Park Place Entertainment Reports First Quarter 2001 Results Of $0.15 Per Share

Park Place Entertainment Corporation (NYSE: PPE) today reported net income of $45 million, or $0.15 per diluted share, for the quarter ended March 31, 2001 compared to consensus estimates of $0.11 per share and last year’s $52 million, or $0.17 per share. Cash earnings per share (net income before goodwill amortization) for the first quarter were $0.19 versus $0.21 last year.
Earnings before interest, taxes, depreciation and amortization (“EBITDA”) were $315 million in the first quarter of 2001, compared to last year’s $327 mi llion.

The Caesars portfolio of properties continued its strong performance as combined EBITDA for the Caesars portfolio increased 5% to $102 million versus $97 million in the quarter ended March 31, 2000 and combined EBITDA margins increased by 1% to 28% in the first quarter of 2001 versus 27% last year. The results were primarily due to the successful integration programs that continue to drive incremental property utilization.

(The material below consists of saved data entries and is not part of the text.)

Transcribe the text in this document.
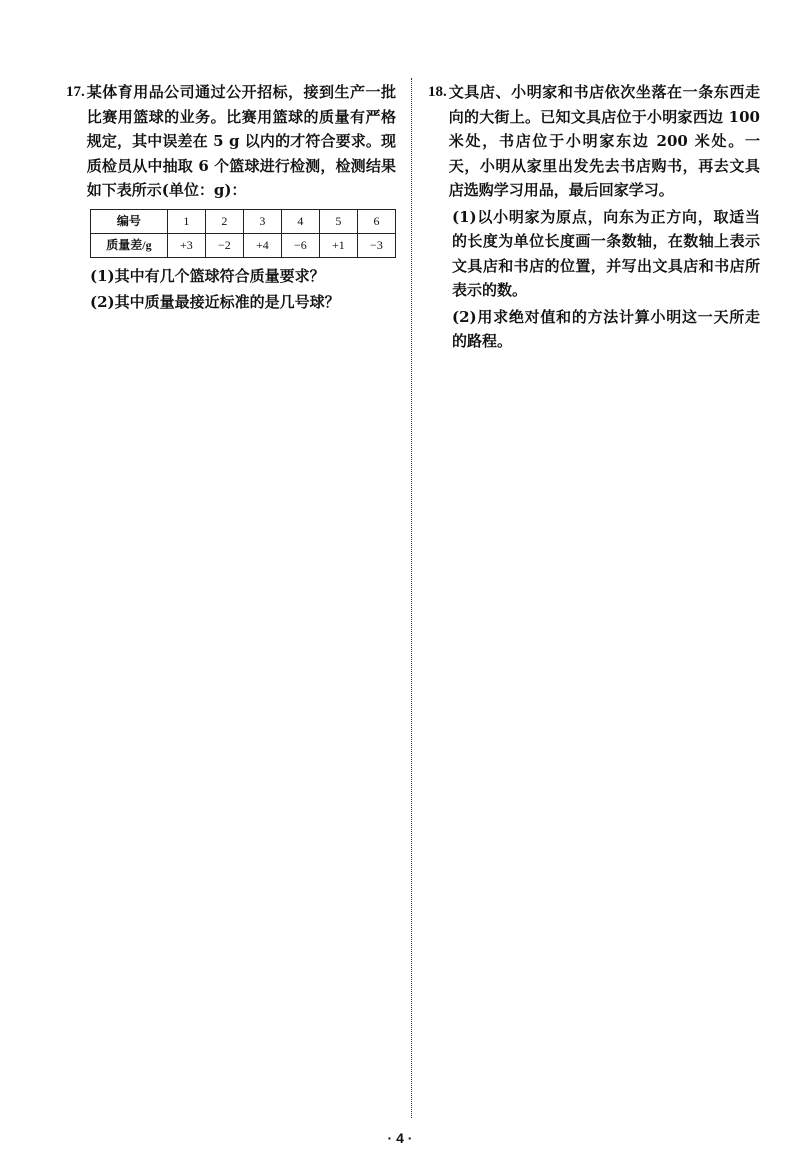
17. 某体育用品公司通过公开招标，接到生产一批比赛用篮球的业务。比赛用篮球的质量有严格规定，其中误差在 5 g 以内的才符合要求。现质检员从中抽取 6 个篮球进行检测，检测结果如下表所示(单位：g)：
编号	1	2	3	4	5	6
质量差/g	+3	−2	+4	−6	+1	−3
(1)其中有几个篮球符合质量要求？
(2)其中质量最接近标准的是几号球？
18. 文具店、小明家和书店依次坐落在一条东西走向的大街上。已知文具店位于小明家西边 100 米处，书店位于小明家东边 200 米处。一天，小明从家里出发先去书店购书，再去文具店选购学习用品，最后回家学习。
(1)以小明家为原点，向东为正方向，取适当的长度为单位长度画一条数轴，在数轴上表示文具店和书店的位置，并写出文具店和书店所表示的数。
(2)用求绝对值和的方法计算小明这一天所走的路程。
· 4 ·
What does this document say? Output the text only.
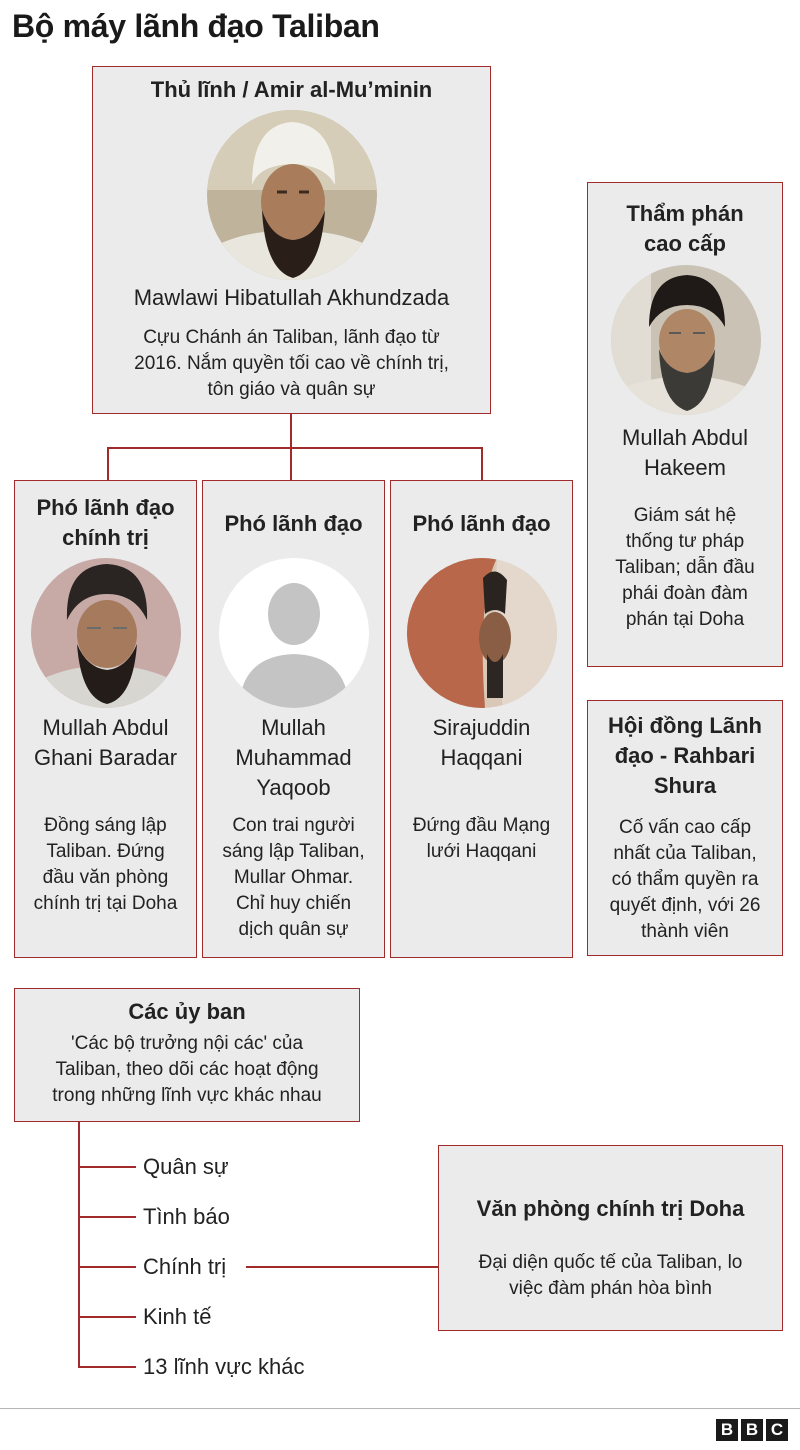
Bộ máy lãnh đạo Taliban
Thủ lĩnh / Amir al-Mu’minin
Mawlawi Hibatullah Akhundzada
Cựu Chánh án Taliban, lãnh đạo từ
2016. Nắm quyền tối cao về chính trị,
tôn giáo và quân sự
Thẩm phán
cao cấp
Mullah Abdul
Hakeem
Giám sát hệ
thống tư pháp
Taliban; dẫn đầu
phái đoàn đàm
phán tại Doha
Phó lãnh đạo
chính trị
Mullah Abdul
Ghani Baradar
Đồng sáng lập
Taliban. Đứng
đầu văn phòng
chính trị tại Doha
Phó lãnh đạo
Mullah
Muhammad
Yaqoob
Con trai người
sáng lập Taliban,
Mullar Ohmar.
Chỉ huy chiến
dịch quân sự
Phó lãnh đạo
Sirajuddin
Haqqani
Đứng đầu Mạng
lưới Haqqani
Hội đồng Lãnh
đạo - Rahbari
Shura
Cố vấn cao cấp
nhất của Taliban,
có thẩm quyền ra
quyết định, với 26
thành viên
Các ủy ban
'Các bộ trưởng nội các' của
Taliban, theo dõi các hoạt động
trong những lĩnh vực khác nhau
Quân sự
Tình báo
Chính trị
Kinh tế
13 lĩnh vực khác
Văn phòng chính trị Doha
Đại diện quốc tế của Taliban, lo
việc đàm phán hòa bình
B B C
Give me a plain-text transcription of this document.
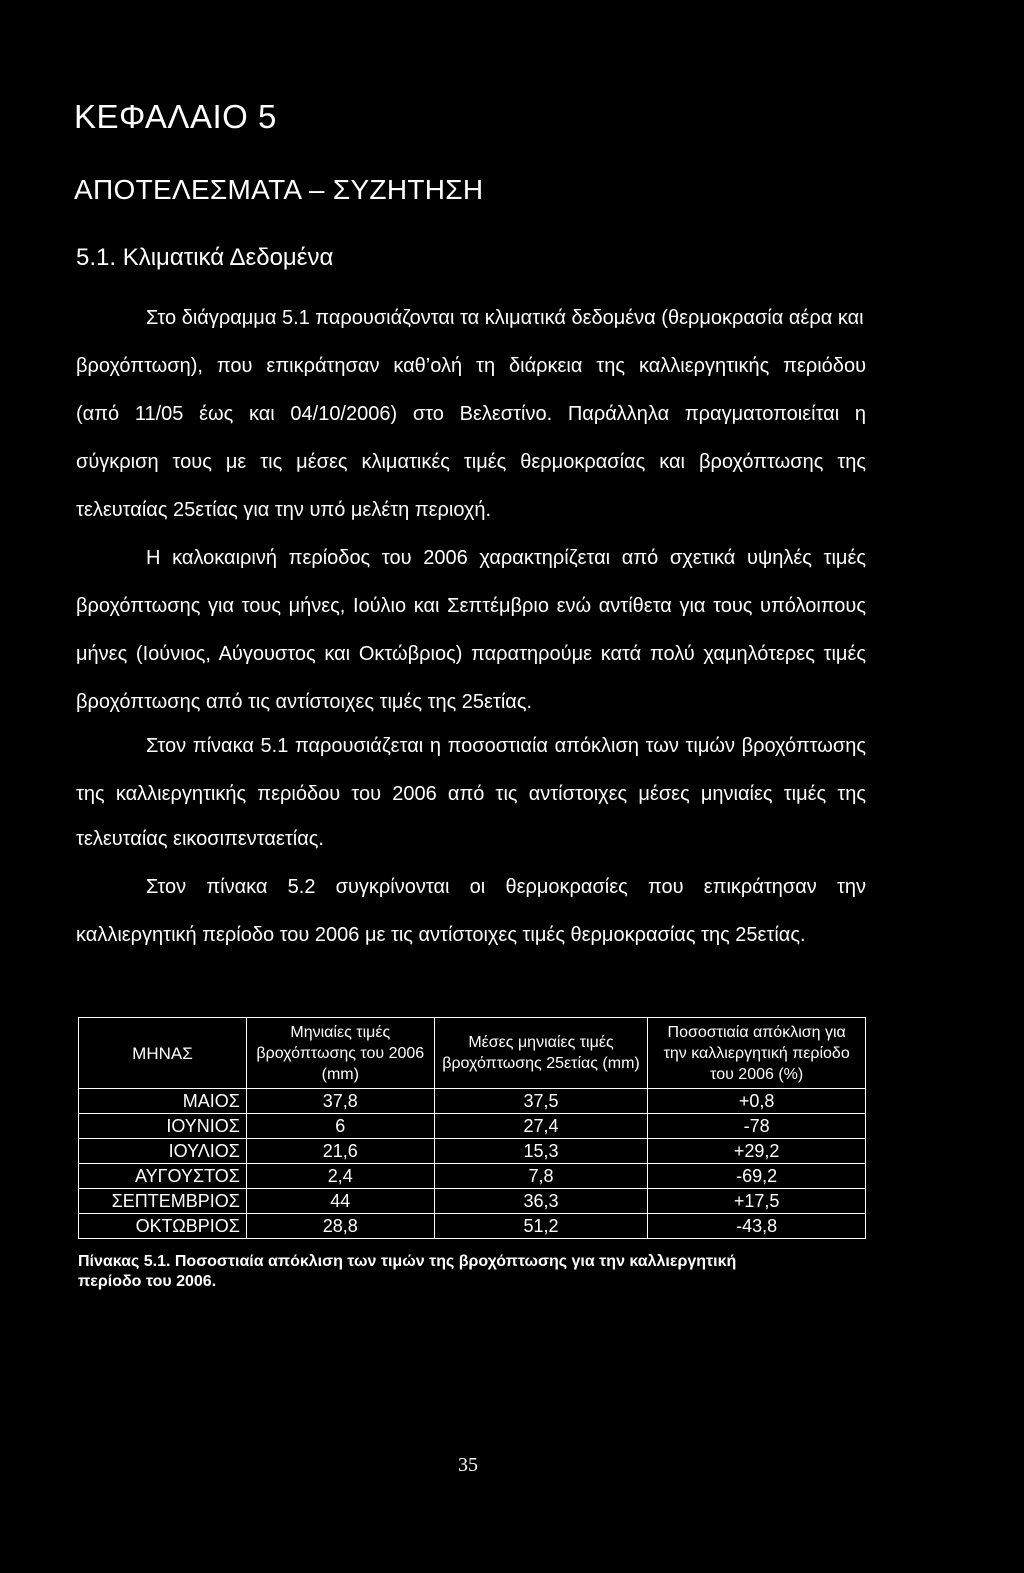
ΚΕΦΑΛΑΙΟ 5
ΑΠΟΤΕΛΕΣΜΑΤΑ – ΣΥΖΗΤΗΣΗ
5.1. Κλιματικά Δεδομένα
Στο διάγραμμα 5.1 παρουσιάζονται τα κλιματικά δεδομένα (θερμοκρασία αέρα και
βροχόπτωση), που επικράτησαν καθ’ολή τη διάρκεια της καλλιεργητικής περιόδου
(από 11/05 έως και 04/10/2006) στο Βελεστίνο. Παράλληλα πραγματοποιείται η
σύγκριση τους με τις μέσες κλιματικές τιμές θερμοκρασίας και βροχόπτωσης της
τελευταίας 25ετίας για την υπό μελέτη περιοχή.
Η καλοκαιρινή περίοδος του 2006 χαρακτηρίζεται από σχετικά υψηλές τιμές
βροχόπτωσης για τους μήνες, Ιούλιο και Σεπτέμβριο ενώ αντίθετα για τους υπόλοιπους
μήνες (Ιούνιος, Αύγουστος και Οκτώβριος) παρατηρούμε κατά πολύ χαμηλότερες τιμές
βροχόπτωσης από τις αντίστοιχες τιμές της 25ετίας.
Στον πίνακα 5.1 παρουσιάζεται η ποσοστιαία απόκλιση των τιμών βροχόπτωσης
της καλλιεργητικής περιόδου του 2006 από τις αντίστοιχες μέσες μηνιαίες τιμές της
τελευταίας εικοσιπενταετίας.
Στον πίνακα 5.2 συγκρίνονται οι θερμοκρασίες που επικράτησαν την
καλλιεργητική περίοδο του 2006 με τις αντίστοιχες τιμές θερμοκρασίας της 25ετίας.
ΜΗΝΑΣ	Μηνιαίες τιμές βροχόπτωσης του 2006 (mm)	Μέσες μηνιαίες τιμές βροχόπτωσης 25ετίας (mm)	Ποσοστιαία απόκλιση για την καλλιεργητική περίοδο του 2006 (%)
ΜΑΙΟΣ	37,8	37,5	+0,8
ΙΟΥΝΙΟΣ	6	27,4	-78
ΙΟΥΛΙΟΣ	21,6	15,3	+29,2
ΑΥΓΟΥΣΤΟΣ	2,4	7,8	-69,2
ΣΕΠΤΕΜΒΡΙΟΣ	44	36,3	+17,5
ΟΚΤΩΒΡΙΟΣ	28,8	51,2	-43,8
Πίνακας 5.1. Ποσοστιαία απόκλιση των τιμών της βροχόπτωσης για την καλλιεργητική
περίοδο του 2006.
35
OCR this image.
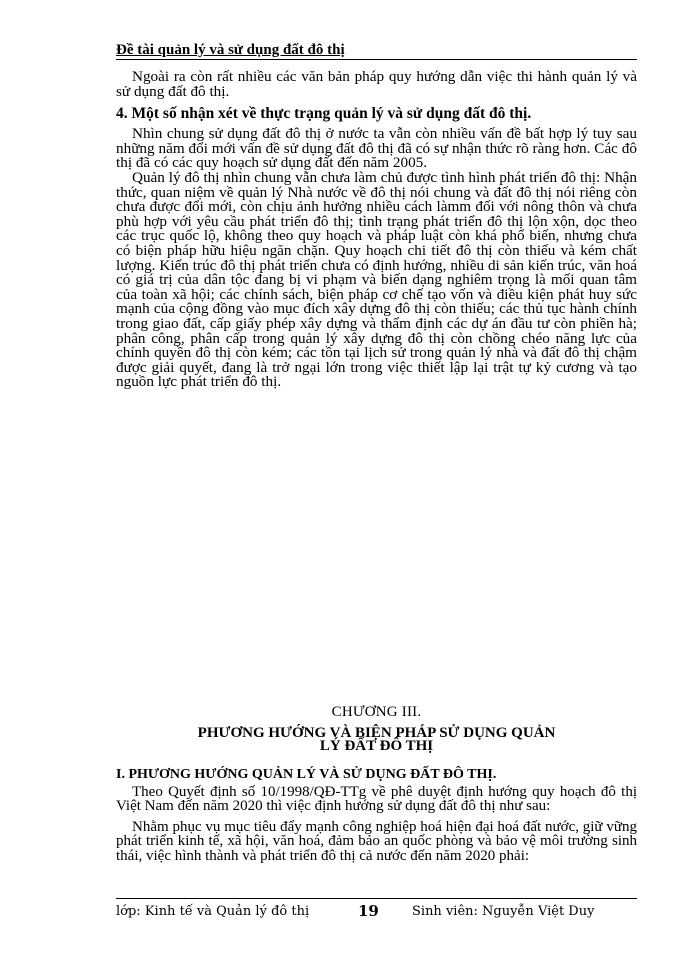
Đề tài quản lý và sử dụng đất đô thị

Ngoài ra còn rất nhiều các văn bản pháp quy hướng dẫn việc thi hành quản lý và sử dụng đất đô thị.

4. Một số nhận xét về thực trạng quản lý và sử dụng đất đô thị.

Nhìn chung sử dụng đất đô thị ở nước ta vẫn còn nhiều vấn đề bất hợp lý tuy sau những năm đổi mới vấn đề sử dụng đất đô thị đã có sự nhận thức rõ ràng hơn. Các đô thị đã có các quy hoạch sử dụng đất đến năm 2005.

Quản lý đô thị nhìn chung vẫn chưa làm chủ được tình hình phát triển đô thị: Nhận thức, quan niệm về quản lý Nhà nước về đô thị nói chung và đất đô thị nói riêng còn chưa được đổi mới, còn chịu ảnh hưởng nhiều cách làmm đối với nông thôn và chưa phù hợp với yêu cầu phát triển đô thị; tình trạng phát triển đô thị lộn xộn, dọc theo các trục quốc lộ, không theo quy hoạch và pháp luật còn khá phổ biến, nhưng chưa có biện pháp hữu hiệu ngăn chặn. Quy hoạch chi tiết đô thị còn thiếu và kém chất lượng. Kiến trúc đô thị phát triển chưa có định hướng, nhiều di sản kiến trúc, văn hoá có giá trị của dân tộc đang bị vi phạm và biến dạng nghiêm trọng là mối quan tâm của toàn xã hội; các chính sách, biện pháp cơ chế tạo vốn và điều kiện phát huy sức mạnh của cộng đồng vào mục đích xây dựng đô thị còn thiếu; các thủ tục hành chính trong giao đất, cấp giấy phép xây dựng và thẩm định các dự án đầu tư còn phiền hà; phân công, phân cấp trong quản lý xây dựng đô thị còn chồng chéo năng lực của chính quyền đô thị còn kém; các tồn tại lịch sử trong quản lý nhà và đất đô thị chậm được giải quyết, đang là trở ngại lớn trong việc thiết lập lại trật tự kỷ cương và tạo nguồn lực phát triển đô thị.

CHƯƠNG III.
PHƯƠNG HƯỚNG VÀ BIỆN PHÁP SỬ DỤNG QUẢN
LÝ ĐẤT ĐÔ THỊ
I. PHƯƠNG HƯỚNG QUẢN LÝ VÀ SỬ DỤNG ĐẤT ĐÔ THỊ.

Theo Quyết định số 10/1998/QĐ-TTg về phê duyệt định hướng quy hoạch đô thị Việt Nam đến năm 2020 thì việc định hướng sử dụng đất đô thị như sau:

Nhằm phục vụ mục tiêu đẩy mạnh công nghiệp hoá hiện đại hoá đất nước, giữ vững phát triển kinh tế, xã hội, văn hoá, đảm bảo an quốc phòng và bảo vệ môi trường sinh thái, việc hình thành và phát triển đô thị cả nước đến năm 2020 phải:

lớp: Kinh tế và Quản lý đô thị	19	Sinh viên: Nguyễn Việt Duy
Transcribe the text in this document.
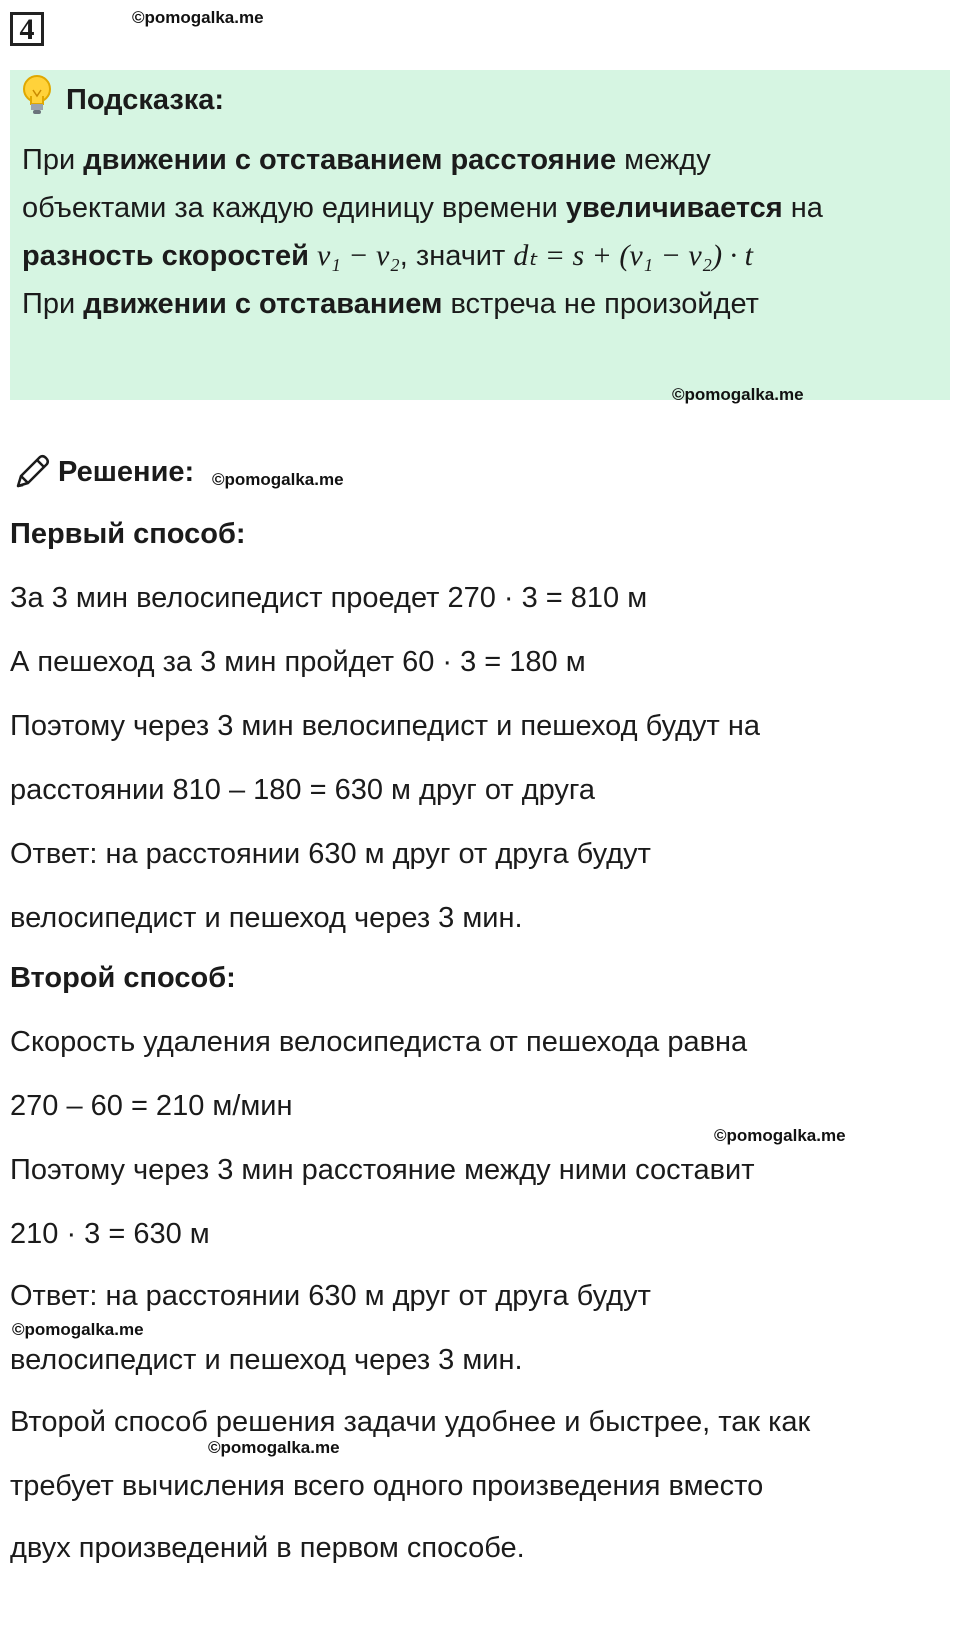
4	©pomogalka.me
Подсказка:
При движении с отставанием расстояние между
объектами за каждую единицу времени увеличивается на
разность скоростей v₁ − v₂, значит dₜ = s + (v₁ − v₂) · t
При движении с отставанием встреча не произойдет
©pomogalka.me
Решение: ©pomogalka.me
Первый способ:
За 3 мин велосипедист проедет 270 · 3 = 810 м
А пешеход за 3 мин пройдет 60 · 3 = 180 м
Поэтому через 3 мин велосипедист и пешеход будут на
расстоянии 810 – 180 = 630 м друг от друга
Ответ: на расстоянии 630 м друг от друга будут
велосипедист и пешеход через 3 мин.
Второй способ:
Скорость удаления велосипедиста от пешехода равна
270 – 60 = 210 м/мин
©pomogalka.me
Поэтому через 3 мин расстояние между ними составит
210 · 3 = 630 м
Ответ: на расстоянии 630 м друг от друга будут
©pomogalka.me
велосипедист и пешеход через 3 мин.
Второй способ решения задачи удобнее и быстрее, так как
©pomogalka.me
требует вычисления всего одного произведения вместо
двух произведений в первом способе.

“We are very pleased with our first quarter results” said Tom Gallagher, President and CEO. “We continue to produce a significant amount of excess cash flow which we utilize to pay down debt, invest in ROI driven projects and repurchase shares. This cash flow allocation allows us to grow our Company and continue to take market share in the three major gaming markets while shrinking the right side of the balance sheet.”

Highlights from the quarter include:
* Generating $133 million of excess cash flow
* Paying down $78 million in debt

* Investing $43 million in new unit projects


* Repurchasing 1.1 million shares at an average price of $10.45

* Caesars Indiana posting a 36% increase in EBITDA

* Paris/Bally’s Las Vegas posting an increase in EBITDA over last year

* Las Vegas Hilton generating $16 million in EBITDA

* Mississippi Gulf Coast market firming up with flat year over year results

* Atlantic City properties achieving premium same-store revenue increases.

“We exceeded our budgeted expectations and our internal analysis confirms that we would have significantly exceeded last year’s results if we exclude the one-time issues relating to this year’s unfavorable calendar and poor weather in the east,” said Scott LaPorta, Executive Vice President and CFO.